For Smollett, silence can be deadly.

“If you think about all of the issues in our nation — from race, gender equality, homophobia, immigration to HIV [and] AIDS, the running thing has been to silence it,” he explains. “Don't talk about it. If you talk about it, you're annoying. If you talk about it, you're a Debbie Downer, you're a killjoy, or you're a buzzkill. If these things are out in the open, then we actually have to deal with truth and reconciliation. And people don't want to do that.”

He says that bigots aren’t going away.

“You're always going to have racists, you're always going to have homophobes, you're always going to have these idiotic people,” he continues. “What you can do is change the power of those people, you can change the power of those beliefs, so that the opposite of those thoughts and beliefs is what becomes the norm. Without telling the truth and reconciling what actually happened, we'll never all be free. Those white Southerners that want to keep up those monuments, they are not mentally free. They have never been physically shackled. But guess what? Their ancestors did the shackling. Mentally, they are shackled.”

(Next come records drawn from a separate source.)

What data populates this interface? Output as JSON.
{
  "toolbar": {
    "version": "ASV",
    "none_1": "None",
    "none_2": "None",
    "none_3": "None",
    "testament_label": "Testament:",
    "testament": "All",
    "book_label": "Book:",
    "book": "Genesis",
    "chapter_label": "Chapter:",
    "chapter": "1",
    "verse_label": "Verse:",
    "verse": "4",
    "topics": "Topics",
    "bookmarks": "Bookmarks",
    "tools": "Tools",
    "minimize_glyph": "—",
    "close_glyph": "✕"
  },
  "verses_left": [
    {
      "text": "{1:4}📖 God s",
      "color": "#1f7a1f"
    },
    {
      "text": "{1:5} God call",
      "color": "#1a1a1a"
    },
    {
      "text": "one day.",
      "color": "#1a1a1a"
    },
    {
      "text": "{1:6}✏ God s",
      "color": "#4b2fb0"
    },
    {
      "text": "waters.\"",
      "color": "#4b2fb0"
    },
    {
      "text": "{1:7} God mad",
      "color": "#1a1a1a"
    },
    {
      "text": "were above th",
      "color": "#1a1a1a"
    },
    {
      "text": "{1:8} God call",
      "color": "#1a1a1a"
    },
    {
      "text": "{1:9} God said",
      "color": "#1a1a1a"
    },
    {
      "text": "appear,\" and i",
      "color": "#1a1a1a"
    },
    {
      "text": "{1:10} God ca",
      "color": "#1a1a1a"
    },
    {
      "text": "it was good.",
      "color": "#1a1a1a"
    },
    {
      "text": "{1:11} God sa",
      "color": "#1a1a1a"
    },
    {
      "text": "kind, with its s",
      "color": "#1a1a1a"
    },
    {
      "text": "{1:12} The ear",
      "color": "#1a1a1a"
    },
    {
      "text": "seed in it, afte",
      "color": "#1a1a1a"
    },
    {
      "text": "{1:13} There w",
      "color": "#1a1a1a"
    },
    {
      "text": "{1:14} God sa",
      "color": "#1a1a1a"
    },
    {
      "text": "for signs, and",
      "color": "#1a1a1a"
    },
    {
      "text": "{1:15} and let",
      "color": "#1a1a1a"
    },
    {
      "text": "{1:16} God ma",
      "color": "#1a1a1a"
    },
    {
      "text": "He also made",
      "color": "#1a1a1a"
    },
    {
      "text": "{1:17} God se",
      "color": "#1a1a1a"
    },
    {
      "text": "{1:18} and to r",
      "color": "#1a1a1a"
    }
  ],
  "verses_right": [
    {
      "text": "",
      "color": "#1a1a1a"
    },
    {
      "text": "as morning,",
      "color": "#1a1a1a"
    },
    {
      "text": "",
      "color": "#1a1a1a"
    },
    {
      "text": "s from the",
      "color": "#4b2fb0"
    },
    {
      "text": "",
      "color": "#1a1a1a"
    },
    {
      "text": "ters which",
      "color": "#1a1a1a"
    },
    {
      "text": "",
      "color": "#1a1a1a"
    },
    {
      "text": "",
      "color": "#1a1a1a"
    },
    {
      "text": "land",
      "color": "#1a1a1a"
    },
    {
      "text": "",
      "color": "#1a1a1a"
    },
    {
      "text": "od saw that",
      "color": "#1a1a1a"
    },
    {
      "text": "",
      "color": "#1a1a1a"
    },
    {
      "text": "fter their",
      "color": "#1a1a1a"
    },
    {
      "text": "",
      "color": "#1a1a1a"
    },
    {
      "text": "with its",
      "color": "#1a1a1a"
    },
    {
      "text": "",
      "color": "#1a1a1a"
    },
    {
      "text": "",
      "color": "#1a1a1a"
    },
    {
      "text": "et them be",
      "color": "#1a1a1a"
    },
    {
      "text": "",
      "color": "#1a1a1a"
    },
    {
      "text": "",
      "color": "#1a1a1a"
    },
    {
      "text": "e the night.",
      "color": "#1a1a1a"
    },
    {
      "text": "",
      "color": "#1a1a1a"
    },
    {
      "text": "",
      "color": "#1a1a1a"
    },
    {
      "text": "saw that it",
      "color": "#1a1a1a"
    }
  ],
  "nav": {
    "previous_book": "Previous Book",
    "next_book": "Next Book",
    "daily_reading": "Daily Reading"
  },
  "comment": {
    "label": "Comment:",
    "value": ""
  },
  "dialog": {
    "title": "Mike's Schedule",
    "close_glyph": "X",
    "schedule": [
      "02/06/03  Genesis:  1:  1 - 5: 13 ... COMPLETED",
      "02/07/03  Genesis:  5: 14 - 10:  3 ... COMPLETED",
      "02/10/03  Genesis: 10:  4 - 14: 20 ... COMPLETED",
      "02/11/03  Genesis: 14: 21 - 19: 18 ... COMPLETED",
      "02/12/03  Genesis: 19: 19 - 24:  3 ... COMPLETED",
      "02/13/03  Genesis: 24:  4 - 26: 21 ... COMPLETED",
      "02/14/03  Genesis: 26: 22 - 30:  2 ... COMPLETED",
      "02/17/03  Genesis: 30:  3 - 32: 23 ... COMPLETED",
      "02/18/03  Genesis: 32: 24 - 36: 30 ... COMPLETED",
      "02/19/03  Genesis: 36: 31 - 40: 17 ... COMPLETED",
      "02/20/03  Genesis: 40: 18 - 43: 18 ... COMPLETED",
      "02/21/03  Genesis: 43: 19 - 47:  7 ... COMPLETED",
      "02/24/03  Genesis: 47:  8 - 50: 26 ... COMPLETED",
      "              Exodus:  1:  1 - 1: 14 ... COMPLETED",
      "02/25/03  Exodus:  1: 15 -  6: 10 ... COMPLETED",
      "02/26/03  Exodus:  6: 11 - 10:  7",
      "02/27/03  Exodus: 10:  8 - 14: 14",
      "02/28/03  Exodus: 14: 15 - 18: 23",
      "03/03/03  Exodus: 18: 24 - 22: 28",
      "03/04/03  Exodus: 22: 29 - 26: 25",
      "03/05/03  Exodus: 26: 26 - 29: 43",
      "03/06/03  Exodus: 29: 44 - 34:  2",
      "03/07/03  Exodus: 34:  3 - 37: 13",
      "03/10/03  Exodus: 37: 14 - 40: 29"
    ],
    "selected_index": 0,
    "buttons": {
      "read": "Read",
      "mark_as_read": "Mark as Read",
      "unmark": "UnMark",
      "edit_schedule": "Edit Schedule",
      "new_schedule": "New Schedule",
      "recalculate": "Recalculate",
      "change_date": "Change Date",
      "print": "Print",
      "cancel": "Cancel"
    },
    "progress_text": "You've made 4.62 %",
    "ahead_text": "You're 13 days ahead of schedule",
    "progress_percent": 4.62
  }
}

As co-executive producer, Smollett says his mission with America Divided is to show that most people are inherently good, but still he says we’ve become a “desensitized nation.”

“I really do think that as a nation, we think too highly of ourselves,” he says. “I think that with the progress we've made, it is wonderful. This is a great country and we could be even greater. However, what we're failing to realize was that Obama was the anomaly. Donald Trump represents a lot of our country. That's fact. This is the truth that people don't want to accept. He represents a large mental instability and mental disorder of our country. We are a mentally ill nation. Look at what we were built upon, this place we call home, think about what this country was built on. It was built on stealing, murder, and thievery — stealing, murder, and the termination of an entire people.”

He continues, “We need to be trying to change instead of saying, ‘Oh, it's a great place, we just have to do xyz.’ No. We have to make it good from the ground up. Something has to be dismantled and rebuilt, point blank period. And the only way it's going to happen is if the people that want to love and the people that believe in equality and peace talk louder than the people that want hate.”

Smollett's episode "Whose History?" airs this Friday, May 25, on EPIX.